Le premier tour des primaires de la droite et du centre sont riches en enseignements, comme aiment le dire les journalistes et commentateurs. Néanmoins est-on sûr de bien avoir analysé la situation? Ne repart-on pas avec des idées reçues?
Les sondages ne servent à rien et se sont trompés
Pourfendons déjà cette phrase bateau: les sondages ne se sont pas gourés, d’autant plus en tenant compte de la volatilité propre à ce genre de scrutin. Les enquêtes ont parfaitement vu la remontée de F.Fillon. En ce sens et compte tenue de la difficulté de l’exercice et des marges d’erreur, leur image dans la semaine précédent le scrutin et tout au long de la campagne a été assez fidèle à ce que les votants pressentis allaient exprimer.

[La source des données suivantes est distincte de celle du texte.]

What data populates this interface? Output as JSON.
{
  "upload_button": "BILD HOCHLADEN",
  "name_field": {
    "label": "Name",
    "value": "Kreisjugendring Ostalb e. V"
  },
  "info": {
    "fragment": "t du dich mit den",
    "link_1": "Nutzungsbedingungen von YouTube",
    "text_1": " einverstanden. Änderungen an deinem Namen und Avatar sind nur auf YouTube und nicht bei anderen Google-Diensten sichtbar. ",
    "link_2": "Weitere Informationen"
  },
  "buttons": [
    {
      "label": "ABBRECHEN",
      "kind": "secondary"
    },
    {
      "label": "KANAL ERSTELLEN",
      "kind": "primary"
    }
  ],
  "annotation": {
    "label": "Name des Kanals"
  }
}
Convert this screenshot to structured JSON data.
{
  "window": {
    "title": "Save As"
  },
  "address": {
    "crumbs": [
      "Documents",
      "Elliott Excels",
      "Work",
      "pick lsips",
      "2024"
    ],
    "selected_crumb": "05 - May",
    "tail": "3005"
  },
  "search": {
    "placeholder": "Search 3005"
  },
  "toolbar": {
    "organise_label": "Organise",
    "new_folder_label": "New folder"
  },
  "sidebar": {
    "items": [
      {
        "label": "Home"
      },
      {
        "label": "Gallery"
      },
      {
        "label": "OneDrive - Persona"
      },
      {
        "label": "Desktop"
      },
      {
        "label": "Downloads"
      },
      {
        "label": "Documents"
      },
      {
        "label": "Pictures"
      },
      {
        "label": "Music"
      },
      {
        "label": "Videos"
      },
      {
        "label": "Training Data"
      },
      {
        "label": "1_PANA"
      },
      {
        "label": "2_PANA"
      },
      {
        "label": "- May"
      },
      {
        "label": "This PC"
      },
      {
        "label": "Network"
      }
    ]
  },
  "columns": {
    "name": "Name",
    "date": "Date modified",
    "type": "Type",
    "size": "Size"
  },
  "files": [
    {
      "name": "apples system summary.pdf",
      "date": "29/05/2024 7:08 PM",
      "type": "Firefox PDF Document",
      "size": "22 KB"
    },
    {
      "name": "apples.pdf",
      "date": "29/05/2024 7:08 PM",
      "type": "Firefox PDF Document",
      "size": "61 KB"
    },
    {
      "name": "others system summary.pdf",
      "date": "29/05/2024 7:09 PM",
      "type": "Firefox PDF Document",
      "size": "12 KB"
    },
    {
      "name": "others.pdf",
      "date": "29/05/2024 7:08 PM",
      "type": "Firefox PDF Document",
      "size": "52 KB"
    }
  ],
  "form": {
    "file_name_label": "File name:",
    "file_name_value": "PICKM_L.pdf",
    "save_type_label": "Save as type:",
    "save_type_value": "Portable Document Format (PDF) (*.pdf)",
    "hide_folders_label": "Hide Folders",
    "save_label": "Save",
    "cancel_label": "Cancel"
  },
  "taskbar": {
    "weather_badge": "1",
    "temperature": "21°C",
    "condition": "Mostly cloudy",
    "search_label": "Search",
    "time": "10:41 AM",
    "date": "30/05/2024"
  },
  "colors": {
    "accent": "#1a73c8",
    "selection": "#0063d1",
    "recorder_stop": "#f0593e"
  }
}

Une phrase entendue est également que les électeurs ont joué avec les sondeurs. Quelle piètre analyse! Les sondages ont, au contraire, clairement orienté le choix des votants. Difficile de l’avouer sur les plateaux quand la discussion porte sur la dépendance des media avec les sondages, mais les organismes savent parfaitement qu’ils ont joué un rôle prépondérant dans cette primaire. Quand il est apparu que F.Fillon pouvait permettre l’élimination de N.Sarkozy, la cristalisation des votes s’est effectuée sur lui. B.Lemaire espérait cette cristallisation, mais c’est l’ancien premier ministre qui en a profité (il serait intéressant de savoir pourquoi: charisme? programme? stature? débats?). Il y a eu un effet de vote utile qui a aspiré les votes des petits candidats pour les répartir sur celui qui était en meilleur position. Et cette personne c’était F.Fillon depuis au moins les deux dernières semaines, comme annoncé par… les sondages.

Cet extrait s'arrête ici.